Cette fois, La Reynie se jeta à l’eau. Il regarda hardiment le Roi dans les yeux puis salua profondément :
— Je l’ai fait, Sire. Jusqu’à un certain point, du moins, pensant ainsi servir au mieux les intérêts de Votre Majesté. Il n’est pas bon qu’une noble dame disparaisse sans que personne ne puisse dire ce qu’elle est devenue.
— Peut-être. Nous savons en effet que... d’aucuns s’en sont inquiétés.
— Je suis de ceux-là, Sire. Il se trouve que je l’ai rencontrée à plusieurs reprises dans la maison de feu Mme la comtesse de Brecourt à qui m’attachait une longue amitié.
— Vous n’avez pas à vous en excuser. Alors ces investigations ?
— Je pense que le Roi pourrait en apprendre davantage en interrogeant M. le marquis de Louvois puisque c’est lui qui, au soir du 30 juillet, s’est chargé d’une jeune femme trop bouleversée sans doute pour n’être pas importune. Par un bruit parti on ne sait d’où, comme cela arrive fréquemment, j’ai su qu’elle aurait eu le malheur d’avoir déplu au Roi. Ce qui a incité M. de Louvois à intervenir.
— Alors ?
— Que fait-on de celui ou celle qui s’est rendu coupable d’une faute d’une telle gravité ? On l’enferme, Sire... à la Bastille par exemple !
— Si c’est le cas, nous allons prier notre ministre de l’en faire sortir.

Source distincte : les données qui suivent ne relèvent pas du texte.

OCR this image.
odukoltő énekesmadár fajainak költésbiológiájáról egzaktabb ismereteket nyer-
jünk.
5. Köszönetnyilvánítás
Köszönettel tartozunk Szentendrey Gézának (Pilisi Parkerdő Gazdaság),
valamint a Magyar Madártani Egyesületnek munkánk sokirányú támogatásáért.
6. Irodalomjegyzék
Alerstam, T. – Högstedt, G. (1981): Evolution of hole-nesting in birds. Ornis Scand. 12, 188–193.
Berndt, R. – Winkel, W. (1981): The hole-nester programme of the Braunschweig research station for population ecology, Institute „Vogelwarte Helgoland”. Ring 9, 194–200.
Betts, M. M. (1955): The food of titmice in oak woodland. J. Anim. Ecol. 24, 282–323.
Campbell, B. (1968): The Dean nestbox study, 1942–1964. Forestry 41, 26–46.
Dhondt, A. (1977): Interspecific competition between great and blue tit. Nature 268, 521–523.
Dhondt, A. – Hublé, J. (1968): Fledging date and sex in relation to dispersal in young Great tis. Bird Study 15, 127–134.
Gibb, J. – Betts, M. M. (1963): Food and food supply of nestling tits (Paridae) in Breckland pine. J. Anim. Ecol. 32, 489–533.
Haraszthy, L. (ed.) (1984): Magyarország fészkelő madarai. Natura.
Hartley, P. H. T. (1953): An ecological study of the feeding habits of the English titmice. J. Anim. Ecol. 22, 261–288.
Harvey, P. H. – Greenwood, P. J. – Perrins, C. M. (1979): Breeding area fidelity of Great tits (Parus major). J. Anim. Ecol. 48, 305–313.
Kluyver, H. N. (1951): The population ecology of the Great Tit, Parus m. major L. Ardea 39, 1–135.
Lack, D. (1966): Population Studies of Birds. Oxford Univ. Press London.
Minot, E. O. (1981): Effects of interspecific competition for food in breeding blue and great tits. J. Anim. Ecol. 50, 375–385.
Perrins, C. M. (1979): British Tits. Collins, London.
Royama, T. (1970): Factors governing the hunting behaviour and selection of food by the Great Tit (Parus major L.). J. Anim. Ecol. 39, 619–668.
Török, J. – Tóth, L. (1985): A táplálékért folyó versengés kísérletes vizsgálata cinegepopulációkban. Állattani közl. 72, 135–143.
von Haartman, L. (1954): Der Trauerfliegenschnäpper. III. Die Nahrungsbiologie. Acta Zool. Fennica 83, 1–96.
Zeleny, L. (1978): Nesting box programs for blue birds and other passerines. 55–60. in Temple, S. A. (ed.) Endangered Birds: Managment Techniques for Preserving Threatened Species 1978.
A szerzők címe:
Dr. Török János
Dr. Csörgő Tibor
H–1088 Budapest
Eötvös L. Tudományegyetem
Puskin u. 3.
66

— Elle n’y est pas ! Ou plutôt elle n’y est plus. Après quelques semaines, on est venu l’y prendre un soir afin de la conduire à Vincennes où l’air de la forêt lui aurait été plus bénéfique. On m’a rapporté qu’elle était souffrante et sans aller jusqu’à dire qu’elle dépérissait...
— A merveille ! Que tardez-vous à l’aller chercher ?
— C’est impossible, Sire. Non seulement elle ne s’y trouve pas, mais elle n’y a jamais mis les pieds...
— Que voulez-vous dire ?
— M. du Châtelet, qui commande la forteresse, ne l’a jamais vue. Depuis la clôture de l’affaire des Poisons, il n’y a plus une seule femme sous sa responsabilité. Ce qui l’enchante d’ailleurs ! Le donjon royal a reçu jadis de trop grands personnages pour qu’une poignée de sorcières et autres mages lui paraissent honorifiques, acheva La Reynie en s’autorisant un sourire.
La boutade détendit un peu l’atmosphère. L’œil perspicace du policier ne pouvait se tromper sur l’expression du visage royal : il était plus étonné que mécontent et il en oublia même le pluriel de majesté :
— Je vois. Mais alors où peut-elle être ?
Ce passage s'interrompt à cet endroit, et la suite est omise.